Artificial Coding Friends - by Matt Stein
Matt Stein writes his thoughts on AI and agents. I found this perspective interesting to understand the expectations and misunderstandings that people have when they use the tools.
Survey of SQL:2011 Temporal Features - by Paul Jungwirth
In this post from 2019, Paul Jungwirth walks us through the implementation details of temporal features across multiple databases, specifically MariaDB, IBM DB2, Oracle, and MS SQL Server. This work is the precursor to the implementation of temporal features in PostgreSQL.

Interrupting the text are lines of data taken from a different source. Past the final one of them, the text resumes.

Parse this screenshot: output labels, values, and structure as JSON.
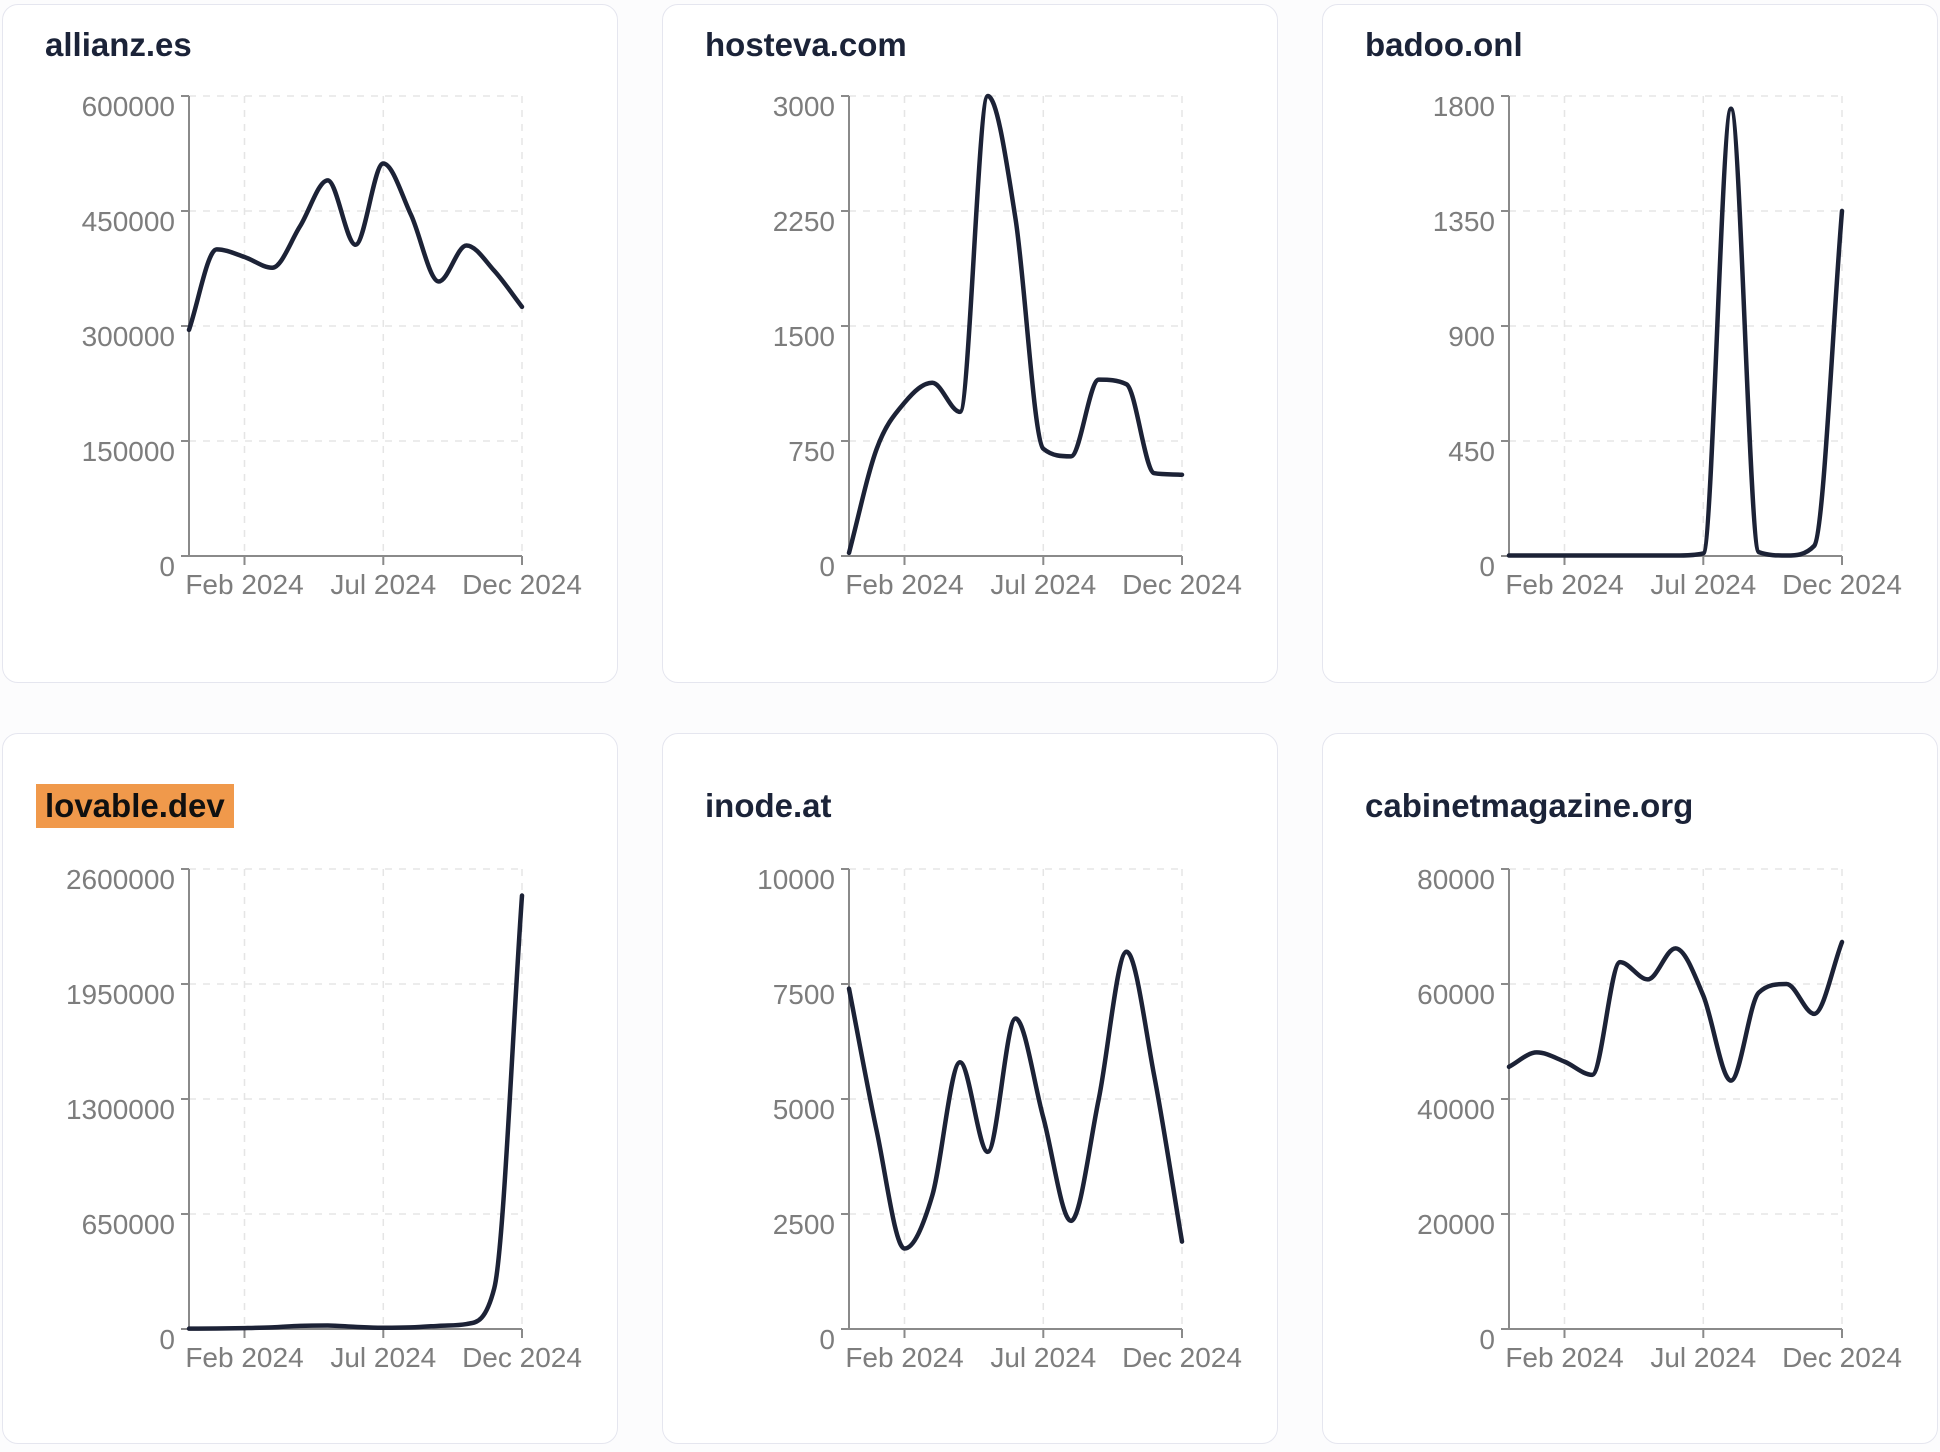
{
  "page": {
    "background": "#fcfcfd",
    "card_background": "#ffffff",
    "card_border_color": "#e5e6ef"
  },
  "style": {
    "line_color": "#1c2236",
    "title_color": "#1b2338",
    "axis_color": "#8a8a8a",
    "tick_label_color": "#7d7d7d",
    "gridline_color": "#e5e5e5",
    "highlight_color": "#f0994b"
  },
  "chart_data": [
    {
      "type": "line",
      "title": "allianz.es",
      "highlighted": false,
      "x": [
        "Dec 2023",
        "Jan 2024",
        "Feb 2024",
        "Mar 2024",
        "Apr 2024",
        "May 2024",
        "Jun 2024",
        "Jul 2024",
        "Aug 2024",
        "Sep 2024",
        "Oct 2024",
        "Nov 2024",
        "Dec 2024"
      ],
      "values": [
        295000,
        400000,
        390000,
        376000,
        430000,
        490000,
        406000,
        512000,
        445000,
        358000,
        405000,
        372000,
        325000
      ],
      "y_ticks": [
        0,
        150000,
        300000,
        450000,
        600000
      ],
      "ylim": [
        0,
        600000
      ],
      "x_tick_labels": [
        "Feb 2024",
        "Jul 2024",
        "Dec 2024"
      ],
      "x_tick_indices": [
        2,
        7,
        12
      ],
      "grid": true,
      "legend": false
    },
    {
      "type": "line",
      "title": "hosteva.com",
      "highlighted": false,
      "x": [
        "Dec 2023",
        "Jan 2024",
        "Feb 2024",
        "Mar 2024",
        "Apr 2024",
        "May 2024",
        "Jun 2024",
        "Jul 2024",
        "Aug 2024",
        "Sep 2024",
        "Oct 2024",
        "Nov 2024",
        "Dec 2024"
      ],
      "values": [
        20,
        700,
        1000,
        1130,
        940,
        3000,
        2200,
        700,
        650,
        1150,
        1120,
        540,
        530
      ],
      "y_ticks": [
        0,
        750,
        1500,
        2250,
        3000
      ],
      "ylim": [
        0,
        3000
      ],
      "x_tick_labels": [
        "Feb 2024",
        "Jul 2024",
        "Dec 2024"
      ],
      "x_tick_indices": [
        2,
        7,
        12
      ],
      "grid": true,
      "legend": false
    },
    {
      "type": "line",
      "title": "badoo.onl",
      "highlighted": false,
      "x": [
        "Dec 2023",
        "Jan 2024",
        "Feb 2024",
        "Mar 2024",
        "Apr 2024",
        "May 2024",
        "Jun 2024",
        "Jul 2024",
        "Aug 2024",
        "Sep 2024",
        "Oct 2024",
        "Nov 2024",
        "Dec 2024"
      ],
      "values": [
        2,
        2,
        2,
        2,
        2,
        2,
        2,
        10,
        1750,
        15,
        2,
        40,
        1350
      ],
      "y_ticks": [
        0,
        450,
        900,
        1350,
        1800
      ],
      "ylim": [
        0,
        1800
      ],
      "x_tick_labels": [
        "Feb 2024",
        "Jul 2024",
        "Dec 2024"
      ],
      "x_tick_indices": [
        2,
        7,
        12
      ],
      "grid": true,
      "legend": false
    },
    {
      "type": "line",
      "title": "lovable.dev",
      "highlighted": true,
      "x": [
        "Dec 2023",
        "Jan 2024",
        "Feb 2024",
        "Mar 2024",
        "Apr 2024",
        "May 2024",
        "Jun 2024",
        "Jul 2024",
        "Aug 2024",
        "Sep 2024",
        "Oct 2024",
        "Nov 2024",
        "Dec 2024"
      ],
      "values": [
        2000,
        3000,
        5000,
        9000,
        18000,
        20000,
        12000,
        7000,
        9000,
        18000,
        28000,
        230000,
        2450000
      ],
      "y_ticks": [
        0,
        650000,
        1300000,
        1950000,
        2600000
      ],
      "ylim": [
        0,
        2600000
      ],
      "x_tick_labels": [
        "Feb 2024",
        "Jul 2024",
        "Dec 2024"
      ],
      "x_tick_indices": [
        2,
        7,
        12
      ],
      "grid": true,
      "legend": false
    },
    {
      "type": "line",
      "title": "inode.at",
      "highlighted": false,
      "x": [
        "Dec 2023",
        "Jan 2024",
        "Feb 2024",
        "Mar 2024",
        "Apr 2024",
        "May 2024",
        "Jun 2024",
        "Jul 2024",
        "Aug 2024",
        "Sep 2024",
        "Oct 2024",
        "Nov 2024",
        "Dec 2024"
      ],
      "values": [
        7400,
        4300,
        1750,
        2900,
        5800,
        3850,
        6750,
        4600,
        2350,
        5000,
        8200,
        5500,
        1900
      ],
      "y_ticks": [
        0,
        2500,
        5000,
        7500,
        10000
      ],
      "ylim": [
        0,
        10000
      ],
      "x_tick_labels": [
        "Feb 2024",
        "Jul 2024",
        "Dec 2024"
      ],
      "x_tick_indices": [
        2,
        7,
        12
      ],
      "grid": true,
      "legend": false
    },
    {
      "type": "line",
      "title": "cabinetmagazine.org",
      "highlighted": false,
      "x": [
        "Dec 2023",
        "Jan 2024",
        "Feb 2024",
        "Mar 2024",
        "Apr 2024",
        "May 2024",
        "Jun 2024",
        "Jul 2024",
        "Aug 2024",
        "Sep 2024",
        "Oct 2024",
        "Nov 2024",
        "Dec 2024"
      ],
      "values": [
        45600,
        48100,
        46500,
        44200,
        63800,
        60800,
        66200,
        58000,
        43200,
        58500,
        60000,
        54800,
        67300
      ],
      "y_ticks": [
        0,
        20000,
        40000,
        60000,
        80000
      ],
      "ylim": [
        0,
        80000
      ],
      "x_tick_labels": [
        "Feb 2024",
        "Jul 2024",
        "Dec 2024"
      ],
      "x_tick_indices": [
        2,
        7,
        12
      ],
      "grid": true,
      "legend": false
    }
  ]
}
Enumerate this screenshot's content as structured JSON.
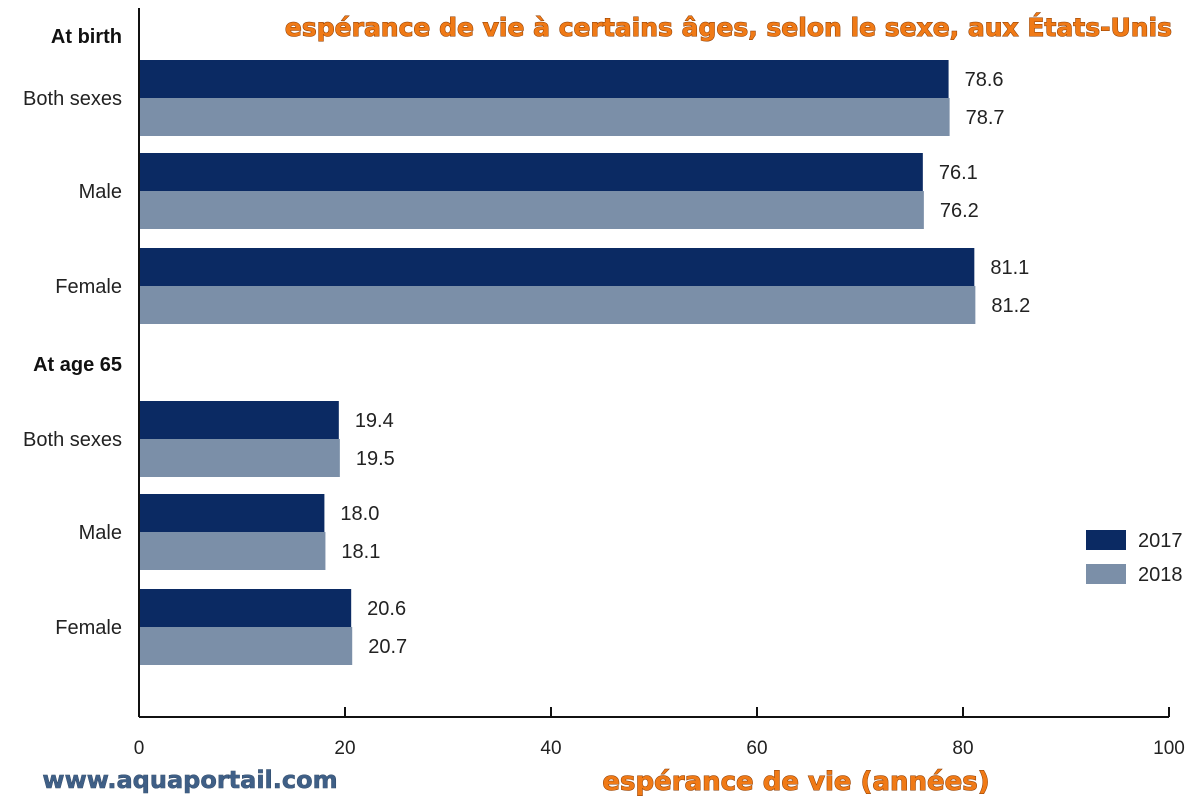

Tutorials, Testathons, Sprints, Space Reviewers - by Ontowhee
Self plug here. I reflect on my personal growth through the lens of open source coding events.
Codeberg Pages And Custom Domain
I wanted to set up my personal page on Codeberg. This guide helped me set up the apex domain using the A/AAAA record approach. There are more things you can configure, such as pages for your projects (within a project repository), although I haven't needed that yet! Hope this helps anyone who is looking to set up a personal page or project.
Codeberg's documentation provides an example .domains file. I found the examples extremely helpful, because it was concrete and very easy to follow. The example was working off a pages
branch within the pages
repository. On the other hand, I was working off the main
branch in my pages
repository, so I adapted it accordingly. You can find my initial .domains file in commit 47a83d25ec:
ontowhee.com
ontowhee.codeberg.page
pages.ontowhee.codeberg.page
main.pages.ontowhee.codeberg.page
However, I ran into an error message with that file: Misdirected Request (Error 421)!
, "domain not specified in .domains
file". This was telling me there was no domain in the .domains file, even though I had added the values in there following the example.
I ended up simplifying the content in .domains to just the first two items, in commit 718488c5dc:
ontowhee.com
ontowhee.codeberg.page
I came to this conclusion because I tried to access pages.ontowhee.codeberg.page directly, and it didn't seem to have SSL installed at that location. Similarly for main.pages.ontowhee.codeberg.page.
I don't fully understand the configuration, but it works now. I wonder if specifying the path to the branch and project folders are more for repositories that contain both code and documentation. Perhaps the page
repository is a special case that doesn't require this level of configuration.